Yesterday I spent my lunch hour raking dead grass from our lawn.

Today I realized I was old and that my back hurt.

As a direct result of the latter and indirect result of the former, I was fully prepared to finish an entire episode of the “Morning Yoga Show” before cooking my dinner tonight.

I grabbed the yoga mat which Chris had bought for me last Christmas, which had been serving primarily as a dustcatcher under the coffee table since that time. I unrolled it, laid it on the ground and turned on the TV.

The program began with some easy stretches, which I was relieved to see because my only other foray into yoga had been when I’d been trying to imitate something complicated on the TV, while Chris sat on the couch and offered unsolicited opinions about how I was doing it all wrong.

I lay down on the mat and pulled one leg to my chest. Onscreen, a solemn man of uncertain racial background performed the same routine while the narrator intoned what sounded like “bed wet to chest.” After the narrator repeated this several times, I finally figured out that he was saying, “bent leg to chest,” but still couldn’t help giggling every time he said “bed wet.”
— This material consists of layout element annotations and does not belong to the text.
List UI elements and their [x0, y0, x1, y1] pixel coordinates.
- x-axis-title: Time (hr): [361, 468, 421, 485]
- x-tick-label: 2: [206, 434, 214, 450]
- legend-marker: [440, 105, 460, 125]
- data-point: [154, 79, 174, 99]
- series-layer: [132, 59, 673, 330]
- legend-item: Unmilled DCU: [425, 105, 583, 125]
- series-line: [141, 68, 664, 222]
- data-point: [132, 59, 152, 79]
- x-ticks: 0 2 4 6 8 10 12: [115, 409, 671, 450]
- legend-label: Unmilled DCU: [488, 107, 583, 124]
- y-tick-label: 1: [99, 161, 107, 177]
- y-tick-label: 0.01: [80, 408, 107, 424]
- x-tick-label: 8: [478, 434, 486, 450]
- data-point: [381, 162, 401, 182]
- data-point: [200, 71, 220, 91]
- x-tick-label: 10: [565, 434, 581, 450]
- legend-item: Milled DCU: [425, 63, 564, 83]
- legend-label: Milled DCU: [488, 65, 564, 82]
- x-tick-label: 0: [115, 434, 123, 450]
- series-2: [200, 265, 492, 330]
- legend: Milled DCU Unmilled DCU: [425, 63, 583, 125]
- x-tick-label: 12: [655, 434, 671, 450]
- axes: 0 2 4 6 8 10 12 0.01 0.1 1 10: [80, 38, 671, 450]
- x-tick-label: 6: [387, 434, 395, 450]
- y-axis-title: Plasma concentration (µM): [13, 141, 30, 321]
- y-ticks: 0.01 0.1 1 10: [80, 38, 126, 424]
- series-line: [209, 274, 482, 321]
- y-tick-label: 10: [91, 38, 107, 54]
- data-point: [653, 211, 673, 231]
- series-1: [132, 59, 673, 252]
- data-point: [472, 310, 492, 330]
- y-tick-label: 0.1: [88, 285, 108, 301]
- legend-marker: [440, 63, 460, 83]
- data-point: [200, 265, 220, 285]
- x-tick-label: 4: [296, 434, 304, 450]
Music that was probably supposed to be soothing played over the narration, but I wasn’t feeling very soothed. For one thing, Mina and Flacko were eating, and Mina kept trying to bring her kibbles from the bowl to my yoga mat. Apparently she thought I needed a quick pick-me-up.

Meanwhile, Paco watched suspiciously from the couch. This type of behavior was so out of the ordinary for me that Paco felt he needed to keep an eye on me. For once, dinner could wait.

Next I performed a twisting sort of stretch while still on my back. Unlike the man on the screen, who appeared to be doing yoga on a deserted beach at sunset, I had limited room and kept hitting my arms on the bottom of the recliners as I waved them from side to side. And I also had a Flacko, who was now pressed up against my armpit, trying to figure out what I was doing and how he could best assist me.

Despite the mat I could still feel the hard floor beneath me, and things didn’t improve when the man grabbed his toes and pulled one of his legs straight up into the air. I started to try this, but decided a hurt back was better than no back, and gave up on holding my toes and just grabbed my knee instead. The man’s leg onscreen was a straight line, whereas mine looked like it was playing a game of Twister all by itself.

The next stretch was named Cat Stretch, and as I arched my back, Mina came over to the mat and did Dog Stretch, which looked infinitely more graceful.

Mysteriously, the man on the screen was suddenly joined by an older woman, and together the two of them started doing lunges. Paco didn’t like these, and did a workout of his own by jumping up and growling fiercely at me every time I lunged.

By the time I got to the Mountain poses, I was getting bored, and so were the dogs. Paco was lying with his head resting on his front paws on the couch, and Flacko was curled up in a blanket on the recliner by the window. Mina was on our big leather chair, surrounded by three or four toys, and barking at me incessantly. If I could do all this exercise, then I could darned well throw the chickie around for her!

“I’m almost done, Bean,” I told her. I picked up the remote and was gratified to see that I’d completed fifteen minutes of the program. That meant I was halfway–wait. The program was an HOUR long?

Fifteen minutes of yoga was plenty. Heck, I was feeling relaxed already — especially now that I’d turned off the TV.